Automated Shear Adhesion Force Measurement of Batch-Adherent Cell Based on Balance Pressure in Micropipette

Cellular shear adhesion, which is the adhesion between cells and the substrates, plays an important role in cell activities. This article aimed to develop a robotic system with automated cell aspiration and in situ micropipette cleaning for shear adhesion force measurement. We proposed a shear adhesion force measurement method based on the balance pressure model and designed a cell placement device with a double-Petri dish to improve the accuracy and efficiency of the measurement. Then we achieved the whole measurement automation by cell selection based on image texture analysis, contact detection based on motion history image (MHI) analysis, and cell aspiration state detection based on sub-pixel image registration. Three types of adherent cells (pancreatic cancer cell, osteoblast, and osteoclast) were used to validate the automated measurement system.
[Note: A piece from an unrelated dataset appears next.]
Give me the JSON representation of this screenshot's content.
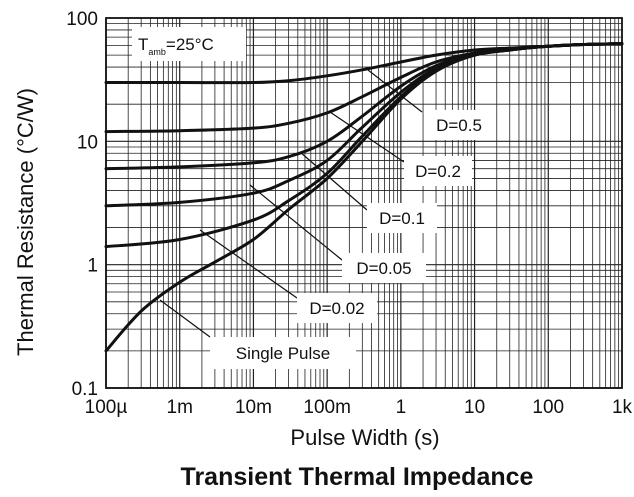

The system demonstrated an overall success rate of 75.6% with an average measurement time of 5 min. The experimental results show that pancreatic cancer cells possessed higher shear adhesion force than osteoblasts and osteoclasts. There was a significant difference in adhesion between osteoblasts and osteoclasts. Conclusion: The experimental results demonstrate that the system was an efficient, reproducible approach for shear adhesion force measurement automatically. The robotic system eliminated the stringent skill requirements of operators and improved the consistency and efficiency of the shear adhesion measurement, which can be applied to life science.